Basically we take the internet meaning. A troll is someone who tries to make trouble in an on-line context. "Troublemaker" is a synonym. We are familiar with people who are aways trying to start an argument. Pit people against one another. It has to do with bad faith. A troll, will sometimes take a position they don't hold just to set everyone else off. Sometimes this behavior is uncontrollable but most people who have it in their repertoire are aware of it and can avoid it. If it weren't so common and disruptive we wouldn't have to have a word for it with the potential for misuse.
Fred
-----Original Message----- From: Flame Viper [mailto:flameviper12@yahoo.com] Sent: Monday, June 25, 2007 10:04 AM To: wikien-l@lists.wikimedia.org Subject: [WikiEN-l] Troll, troll, troll
The definition of "troll" in Wikipedia is a fairly broad one. The definition itself of "intentionally aggravating" is itself plastic and can be interpreted differently. For example, I might consider someone a troll if they continually ask me simple questions. They might be doing it on purpose, or they may well be asking questions that they believed to be legitimate.
The problem here is that the word "troll" is being thrown around like a dodgeball made of cement. It's essentially an insult, and worse, it will degrade the reputation of whoever was accused. However, it is not considered a personal attack as long as it is indirect ("Flameviper is trolling" as opposed to "Flameviper is a troll"), and even then, calling someone a troll in their block summary is still OK.
But everybody's definition of "troll" is different. For example:
Bob is a bold editor who likes to make broad sweeping changes to articles and discuss them later if there's a problem. George is more cautious and tends to ask for consensus on talk pages before making edits.
Bob makes a broad formatting change on [[Choline]], and George (who is watchlisting that page) freaks out and reverts. Bob, of course, doesn't get why and reverts to his version. George tries to start a discussion with Bob, and Bob sees George as a nitpicking control freak who wants to go over every grammar change. George, on the other hand, sees Bob as an inconsiderate, crude person who blindly stumbles through massive changes.
To either editor, the other could be considered a "troll", and what will likely happen is this: Bob, wanting to get this crap over with, starts "attacking" George's carefulness on the talk page ("It's a wiki, see WP:BOLD and stop obsessing"), George feels hurt by this even though it wasn't intended that way, and the discussion degenerates into a flamewar. Immediately, George unsheathes the master insult and calls Bob a TROLL. All hell breaks loose, Bob gets blocked for massive disruption, and everyone loses.
The problem here is that different people have different opinions and different methods of doing things. Somebody who prefers to get to the point and be blunt with people could be seen as crude and disruptive, and even though they're being perfectly honest, would be in trouble for aggravation.
I might think you're a jerk, you might think I'm a jerk, but the fact is that people get aggravated. Just because you don't like someone's opinions or style doesn't mean that they're being that way just to annoy you; it's just the way they are.
And if they aren't doing anything wrong, there's no reason to brand other people as troublemakers when they're trying to do something differently from you.

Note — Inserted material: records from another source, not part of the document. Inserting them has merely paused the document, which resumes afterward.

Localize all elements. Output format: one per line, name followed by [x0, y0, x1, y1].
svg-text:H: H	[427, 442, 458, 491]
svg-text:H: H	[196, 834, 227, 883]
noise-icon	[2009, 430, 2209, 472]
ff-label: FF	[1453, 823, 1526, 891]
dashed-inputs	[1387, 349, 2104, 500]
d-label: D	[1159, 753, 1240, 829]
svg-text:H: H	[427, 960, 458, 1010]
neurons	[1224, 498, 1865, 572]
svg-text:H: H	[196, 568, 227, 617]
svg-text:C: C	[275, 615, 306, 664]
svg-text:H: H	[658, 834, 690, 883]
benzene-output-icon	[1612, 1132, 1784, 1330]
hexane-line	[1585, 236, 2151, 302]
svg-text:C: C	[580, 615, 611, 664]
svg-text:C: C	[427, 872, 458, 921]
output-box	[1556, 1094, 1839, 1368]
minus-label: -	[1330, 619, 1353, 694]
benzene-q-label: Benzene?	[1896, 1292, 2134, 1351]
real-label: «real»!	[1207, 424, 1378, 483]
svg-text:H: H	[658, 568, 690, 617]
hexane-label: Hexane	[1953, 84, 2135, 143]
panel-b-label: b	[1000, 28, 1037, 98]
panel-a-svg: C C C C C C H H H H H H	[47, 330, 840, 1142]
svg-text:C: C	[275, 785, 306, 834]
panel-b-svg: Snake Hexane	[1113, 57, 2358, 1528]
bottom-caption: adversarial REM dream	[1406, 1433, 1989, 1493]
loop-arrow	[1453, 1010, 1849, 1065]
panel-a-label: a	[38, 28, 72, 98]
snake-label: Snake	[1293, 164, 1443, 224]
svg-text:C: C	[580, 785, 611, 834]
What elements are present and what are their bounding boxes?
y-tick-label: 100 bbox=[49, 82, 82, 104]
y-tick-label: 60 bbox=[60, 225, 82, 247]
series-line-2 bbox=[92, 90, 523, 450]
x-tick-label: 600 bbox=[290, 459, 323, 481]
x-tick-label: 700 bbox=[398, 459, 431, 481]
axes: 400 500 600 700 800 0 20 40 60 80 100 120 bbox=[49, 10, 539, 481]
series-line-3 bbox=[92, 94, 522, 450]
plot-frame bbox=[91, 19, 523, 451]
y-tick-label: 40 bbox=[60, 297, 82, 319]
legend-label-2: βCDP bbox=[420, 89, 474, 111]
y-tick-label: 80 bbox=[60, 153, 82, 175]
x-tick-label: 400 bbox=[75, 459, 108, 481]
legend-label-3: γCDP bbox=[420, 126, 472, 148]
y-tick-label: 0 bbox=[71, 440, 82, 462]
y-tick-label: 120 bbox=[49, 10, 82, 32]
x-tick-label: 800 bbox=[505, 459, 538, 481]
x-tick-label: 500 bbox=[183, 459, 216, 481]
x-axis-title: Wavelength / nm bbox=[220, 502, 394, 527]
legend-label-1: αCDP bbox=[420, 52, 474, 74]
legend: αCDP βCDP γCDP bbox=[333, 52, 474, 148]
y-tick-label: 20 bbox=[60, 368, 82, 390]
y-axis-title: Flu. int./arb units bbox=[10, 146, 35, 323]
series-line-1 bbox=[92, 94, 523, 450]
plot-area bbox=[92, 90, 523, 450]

I came to this website to write an encyclopedia, damn it, not engage in petty flamewars and try to sugar-coat everything I said so I didn't get blocked for trolling and disruption.
Moody friends. Drama queens. Your life? Nope! - their life, your story. Play Sims Stories at Yahoo! Games. _______________________________________________ WikiEN-l mailing list WikiEN-l@lists.wikimedia.org To unsubscribe from this mailing list, visit: http://lists.wikimedia.org/mailman/listinfo/wikien-l
On 6/25/07, Fred Bauder fredbaud@waterwiki.info wrote:
Basically we take the internet meaning. A troll is someone who tries to make trouble in an on-line context. "Troublemaker" is a synonym. We are familiar with people who are aways trying to start an argument. Pit people against one another. It has to do with bad faith. A troll, will sometimes take a position they don't hold just to set everyone else off. Sometimes this behavior is uncontrollable but most people who have it in their repertoire are aware of it and can avoid it. If it weren't so common and disruptive we wouldn't have to have a word for it with the potential for misuse.
Right. Known-good editors who end up in a dispute should not be flinging "Troll" around at each other.
Someone with an honest issue, bias, or objection who is pursuing that in a moderately unfriendly manner isn't trolling. We all have issues, biases, and objections. And I for one won't presume that I never am unfriendly or not good at communicating (I bit someone a few weeks ago with a communications gaffe which was, in retrospect, entirely my fault), and I think that generalizes well.
New accounts that show up and start disrupting stuff can, after suitable persistence, be called trolls.
More subtle, longer-term editors can be identified as trolls with more evidence.
A lot of people who aren't dedicated trolls utilize trolling behavior at some time or another.
In most cases, the trolling is by doing something that's more specifically a WP community behavior problem. In many cases, it's less loaded to push back using the other more specific community objections to that behavior (COI, incivility, NPA, etc).
But Fred's right - there are dedicated trolls / vandals out there.